Obiezione di coscienza: Com’è regolata in Italia

L’obiezione di coscienza sull’interruzione volontaria di gravidanza è regolata dall’articolo 9 della legge 194 del 1978, che ha legalizzato l’aborto. Il suo presupposto è la legge 772 del 1972 che ha riconosciuto il diritto all’obiezione per ogni cittadino, a partire da quello per l’allora servizio militare obbligatorio, successivamente modificata. L’esercizio dell’obiezione di coscienza da parte di medici e personale sanitario, in caso di richiesta di aborto da parte di una donna, fa però riferimento alla sola legge 194. E se ne occupa anche il codice deontologico della professione medica, approvato, in un’apposito articolo dedicato all’argomento.

“Il personale sanitario ed esercente le attività ausiliarie – dice l’articolo 9 della 194 – non è tenuto a prendere parte alle procedure di cui agli articoli 5 e 7 ed agli interventi per l’interruzione della gravidanza quando sollevi obiezione di coscienza, con preventiva dichiarazione”. “La dichiarazione dell’obiettore – precisa la norma – deve essere comunicata al medico provinciale e, nel caso di personale dipendente dello ospedale o dalla casa di cura, anche al direttore sanitario, entro un mese dall’entrata in vigore della presente legge o dal conseguimento della abilitazione o dall’assunzione presso un ente tenuto a fornire prestazioni dirette alla interruzione della gravidanza o dalla stipulazione di una convenzione con enti previdenziali che comporti l’esecuzione di tali prestazioni”.

Una volta che un medico si dichiara obiettore può però anche tornare sui suoi passi.
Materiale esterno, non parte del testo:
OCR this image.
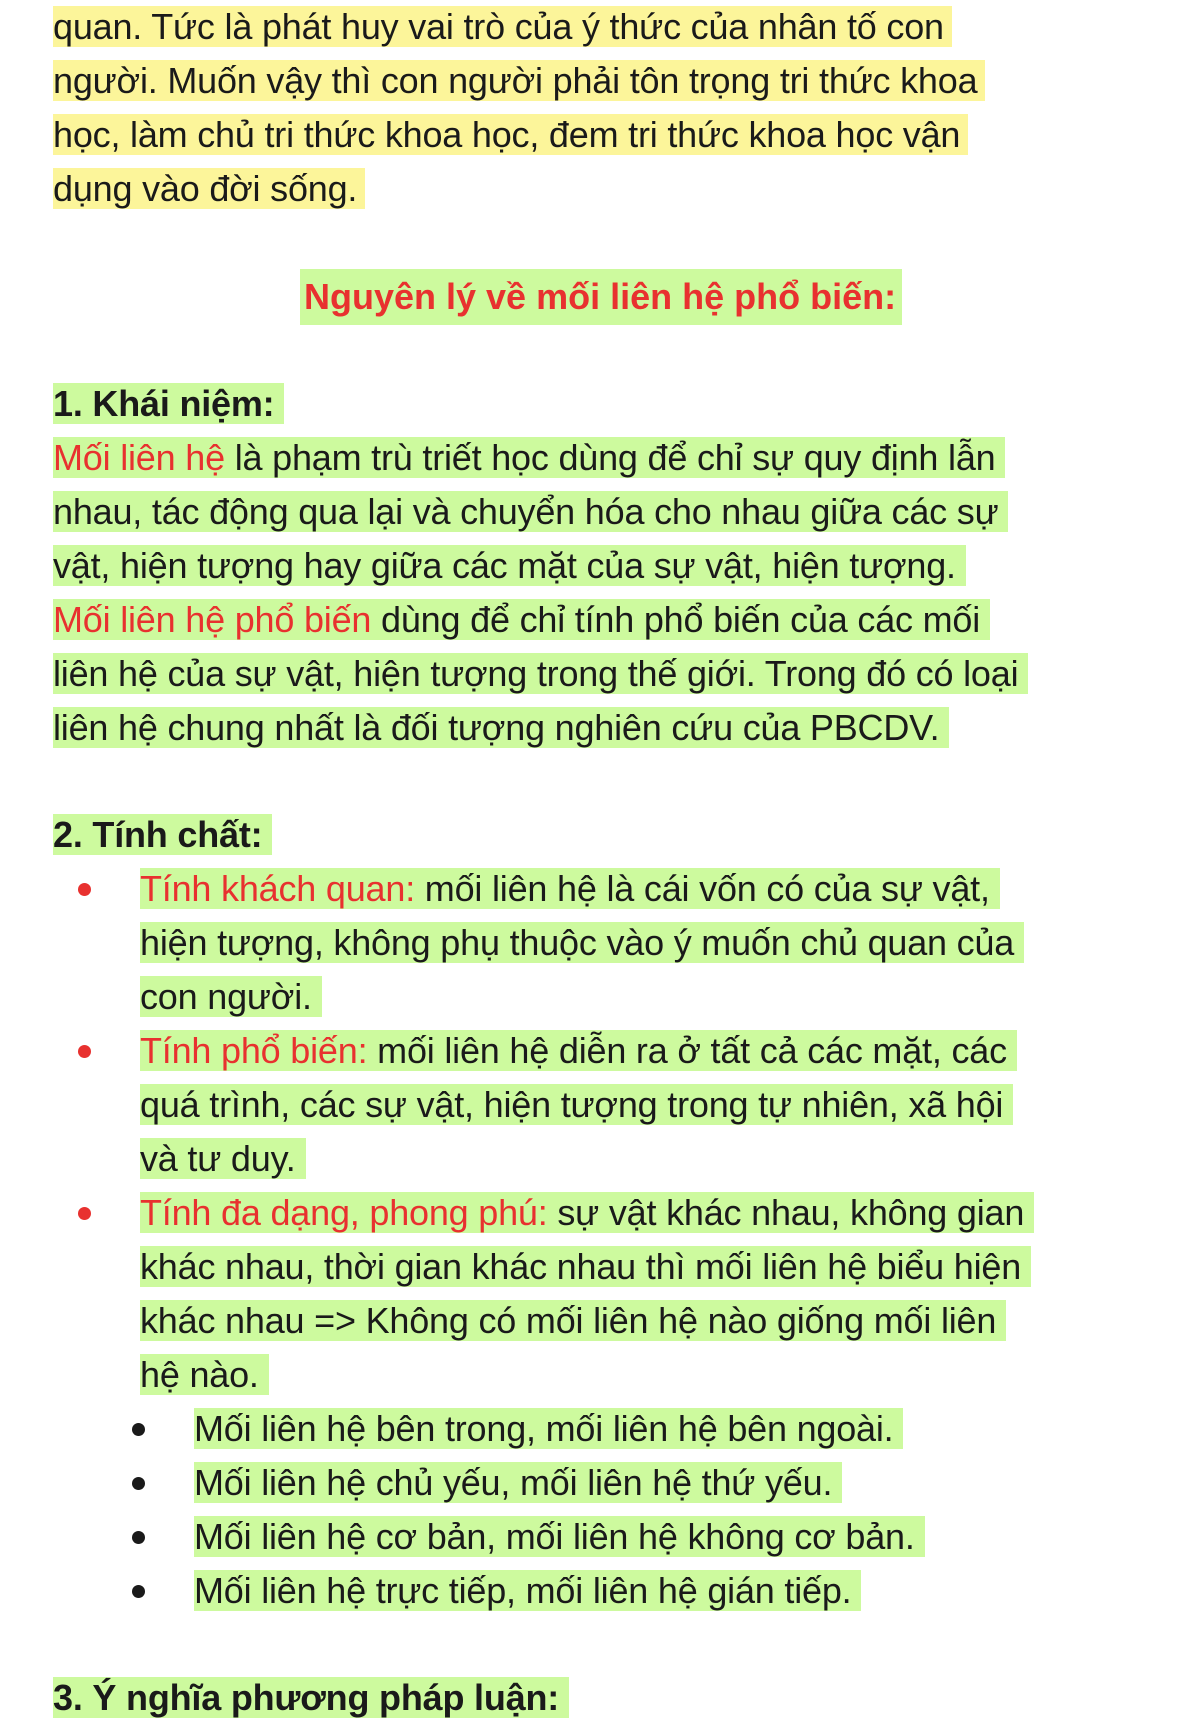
quan. Tức là phát huy vai trò của ý thức của nhân tố con
người. Muốn vậy thì con người phải tôn trọng tri thức khoa
học, làm chủ tri thức khoa học, đem tri thức khoa học vận
dụng vào đời sống.
Nguyên lý về mối liên hệ phổ biến:
1. Khái niệm:
Mối liên hệ là phạm trù triết học dùng để chỉ sự quy định lẫn
nhau, tác động qua lại và chuyển hóa cho nhau giữa các sự
vật, hiện tượng hay giữa các mặt của sự vật, hiện tượng.
Mối liên hệ phổ biến dùng để chỉ tính phổ biến của các mối
liên hệ của sự vật, hiện tượng trong thế giới. Trong đó có loại
liên hệ chung nhất là đối tượng nghiên cứu của PBCDV.
2. Tính chất:
Tính khách quan: mối liên hệ là cái vốn có của sự vật,
hiện tượng, không phụ thuộc vào ý muốn chủ quan của
con người.
Tính phổ biến: mối liên hệ diễn ra ở tất cả các mặt, các
quá trình, các sự vật, hiện tượng trong tự nhiên, xã hội
và tư duy.
Tính đa dạng, phong phú: sự vật khác nhau, không gian
khác nhau, thời gian khác nhau thì mối liên hệ biểu hiện
khác nhau => Không có mối liên hệ nào giống mối liên
hệ nào.
Mối liên hệ bên trong, mối liên hệ bên ngoài.
Mối liên hệ chủ yếu, mối liên hệ thứ yếu.
Mối liên hệ cơ bản, mối liên hệ không cơ bản.
Mối liên hệ trực tiếp, mối liên hệ gián tiếp.
3. Ý nghĩa phương pháp luận:
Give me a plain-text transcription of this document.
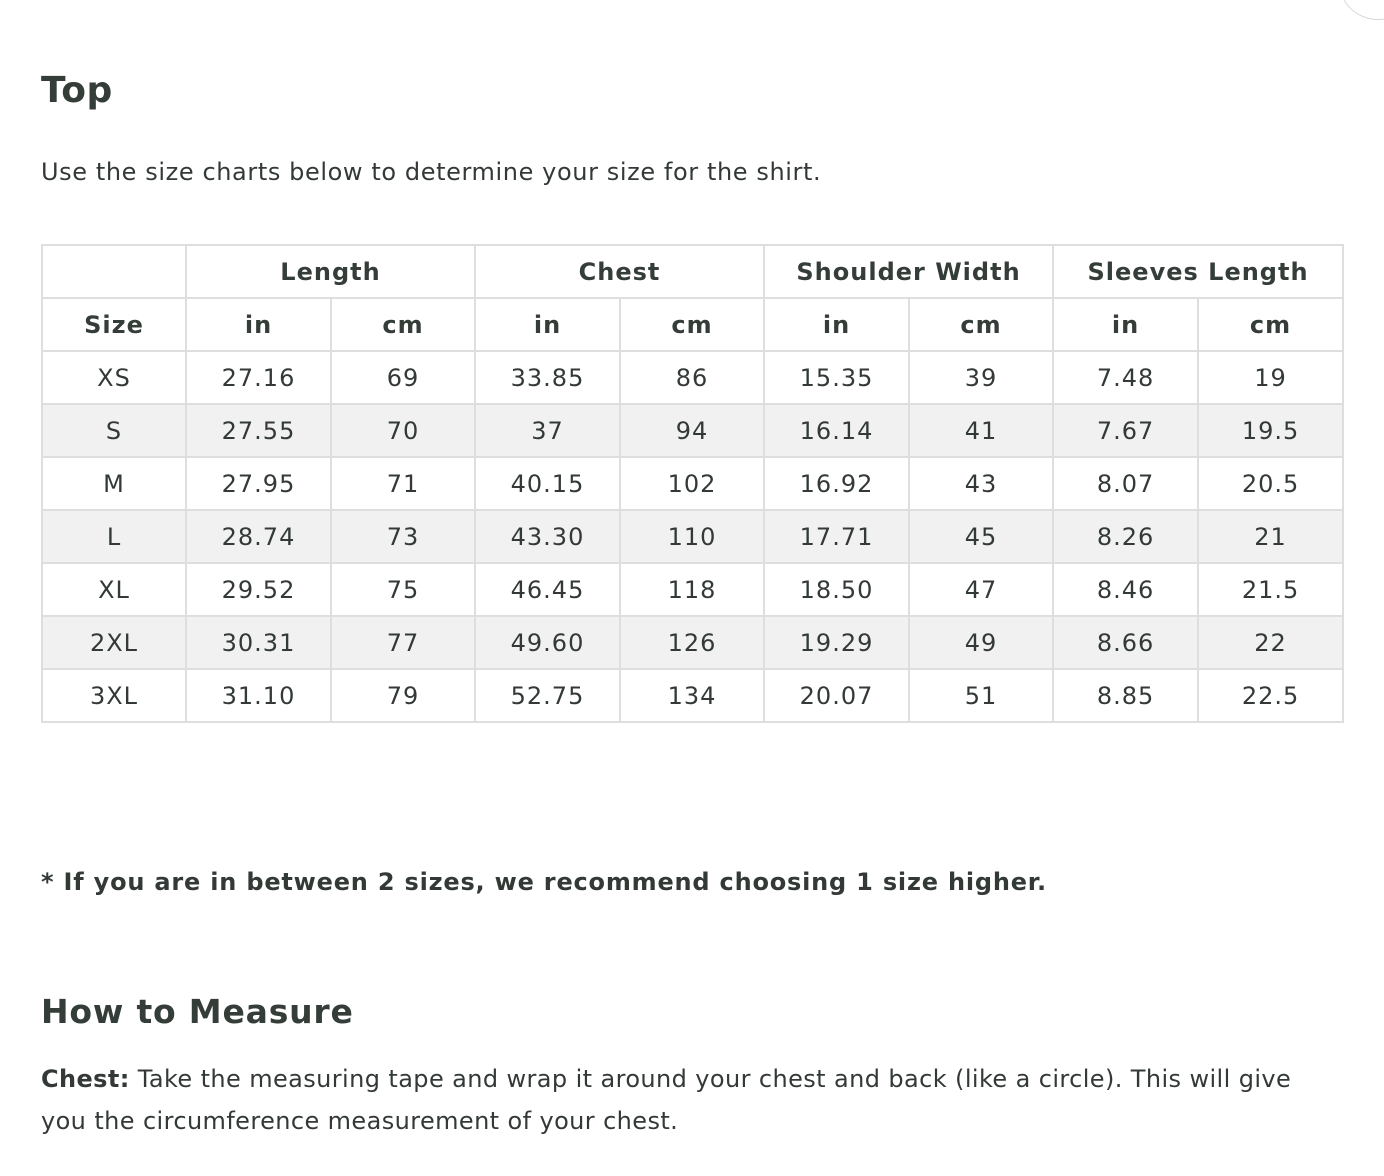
Top

Use the size charts below to determine your size for the shirt.

	Length		Chest		Shoulder Width		Sleeves Length	
Size	in	cm	in	cm	in	cm	in	cm
XS	27.16	69	33.85	86	15.35	39	7.48	19
S	27.55	70	37	94	16.14	41	7.67	19.5
M	27.95	71	40.15	102	16.92	43	8.07	20.5
L	28.74	73	43.30	110	17.71	45	8.26	21
XL	29.52	75	46.45	118	18.50	47	8.46	21.5
2XL	30.31	77	49.60	126	19.29	49	8.66	22
3XL	31.10	79	52.75	134	20.07	51	8.85	22.5

* If you are in between 2 sizes, we recommend choosing 1 size higher.

How to Measure

Chest: Take the measuring tape and wrap it around your chest and back (like a circle). This will give you the circumference measurement of your chest.
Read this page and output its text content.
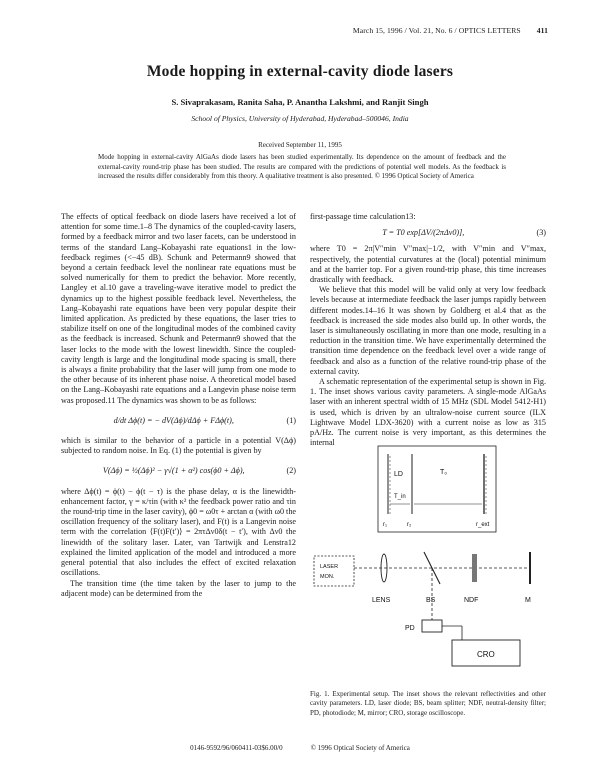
March 15, 1996 / Vol. 21, No. 6 / OPTICS LETTERS 411
Mode hopping in external-cavity diode lasers
S. Sivaprakasam, Ranita Saha, P. Anantha Lakshmi, and Ranjit Singh
School of Physics, University of Hyderabad, Hyderabad–500046, India
Received September 11, 1995
Mode hopping in external-cavity AlGaAs diode lasers has been studied experimentally. Its dependence on the amount of feedback and the external-cavity round-trip phase has been studied. The results are compared with the predictions of potential well models. As the feedback is increased the results differ considerably from this theory. A qualitative treatment is also presented. © 1996 Optical Society of America

The effects of optical feedback on diode lasers have received a lot of attention for some time.1–8 The dynamics of the coupled-cavity lasers, formed by a feedback mirror and two laser facets, can be understood in terms of the standard Lang–Kobayashi rate equations1 in the low-feedback regimes (<−45 dB). Schunk and Petermann9 showed that beyond a certain feedback level the nonlinear rate equations must be solved numerically for them to predict the behavior. More recently, Langley et al.10 gave a traveling-wave iterative model to predict the dynamics up to the highest possible feedback level. Nevertheless, the Lang–Kobayashi rate equations have been very popular despite their limited application. As predicted by these equations, the laser tries to stabilize itself on one of the longitudinal modes of the combined cavity as the feedback is increased. Schunk and Petermann9 showed that the laser locks to the mode with the lowest linewidth. Since the coupled-cavity length is large and the longitudinal mode spacing is small, there is always a finite probability that the laser will jump from one mode to the other because of its inherent phase noise. A theoretical model based on the Lang–Kobayashi rate equations and a Langevin phase noise term was proposed.11 The dynamics was shown to be as follows:

d/dt Δϕ(t) = − dV(Δϕ)/dΔϕ + FΔϕ(t),	(1)

which is similar to the behavior of a particle in a potential V(Δϕ) subjected to random noise. In Eq. (1) the potential is given by

V(Δϕ) = ½(Δϕ)² − γ√(1 + α²) cos(ϕ0 + Δϕ),	(2)

where Δϕ(t) = ϕ(t) − ϕ(t − τ) is the phase delay, α is the linewidth-enhancement factor, γ = κ/τin (with κ² the feedback power ratio and τin the round-trip time in the laser cavity), ϕ0 = ω0τ + arctan α (with ω0 the oscillation frequency of the solitary laser), and F(t) is a Langevin noise term with the correlation ⟨F(t)F(t′)⟩ = 2πτΔν0δ(t − t′), with Δν0 the linewidth of the solitary laser. Later, van Tartwijk and Lenstra12 explained the limited application of the model and introduced a more general potential that also includes the effect of excited relaxation oscillations.

The transition time (the time taken by the laser to jump to the adjacent mode) can be determined from the

first-passage time calculation13:

T = T0 exp[ΔV/(2πΔν0)],	(3)

where T0 = 2π|V″min V″max|−1/2, with V″min and V″max, respectively, the potential curvatures at the (local) potential minimum and at the barrier top. For a given round-trip phase, this time increases drastically with feedback.

We believe that this model will be valid only at very low feedback levels because at intermediate feedback the laser jumps rapidly between different modes.14–16 It was shown by Goldberg et al.4 that as the feedback is increased the side modes also build up. In other words, the laser is simultaneously oscillating in more than one mode, resulting in a reduction in the transition time. We have experimentally determined the transition time dependence on the feedback level over a wide range of feedback and also as a function of the relative round-trip phase of the external cavity.

A schematic representation of the experimental setup is shown in Fig. 1. The inset shows various cavity parameters. A single-mode AlGaAs laser with an inherent spectral width of 15 MHz (SDL Model 5412-H1) is used, which is driven by an ultralow-noise current source (ILX Lightwave Model LDX-3620) with a current noise as low as 315 pA/Hz. The current noise is very important, as this determines the internal

LD	T₀
T_in
r₁	r₂	r_ext
LASER
MON.
LENS	BS	NDF	M
PD
CRO
Fig. 1. Experimental setup. The inset shows the relevant reflectivities and other cavity parameters. LD, laser diode; BS, beam splitter; NDF, neutral-density filter; PD, photodiode; M, mirror; CRO, storage oscilloscope.
0146-9592/96/060411-03$6.00/0	© 1996 Optical Society of America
Infatti l’articolo 9 prevede che l’obiezione possa sempre essere “revocata”. “L’obiezione può sempre essere revocata o venire proposta anche al di fuori dei termini di cui al precedente comma – recita la norma – ma in tale caso la dichiarazione produce effetto dopo un mese dalla sua presentazione al medico provinciale”.

Scorrendo l’articolo 9 della 194, si legge ancora che “l’obiezione di coscienza esonera il personale sanitario ed esercente le attività ausiliarie dal compimento delle procedure e delle attività specificamente e necessariamente dirette a determinare l’interruzione della gravidanza, e non dall’assistenza antecedente e conseguente all’intervento”. Non solo: “Gli enti ospedalieri e le case di cura autorizzate sono tenuti in ogni caso ad assicurare l’espletamento delle procedure previste dall’articolo 7 e l’effettuazione degli interventi di interruzione della gravidanza richiesti secondo le modalità previste dagli articoli 5, 7 e 8 (modalità con cui eseguire l’aborto) – precisa la norma – la Regione ne controlla e garantisce l’attuazione anche attraverso la mobilità del personale”.

Infine, “l’obiezione di coscienza non può essere invocata quando, data la particolarità delle circostanze, l’intervento del personale sanitario è indispensabile per salvare la vita della donna in imminente pericolo. E si intende revocata, con effetto immediato, se chi l’ha sollevata prende parte a procedure o a interventi per l’interruzione della gravidanza previsti dalla presente legge, al di fuori dei casi di cui al comma precedente”. Quanto al Codice deontologico dei medici, l’articolo 43 sull’interruzione volontaria di gravidanza stabilisce che “l’obiezione di coscienza del medico si esprime nell’ambito e nei limiti della legge vigente e non lo esime dagli obblighi e dai doveri inerenti alla relazione di cura nei confronti della donna”.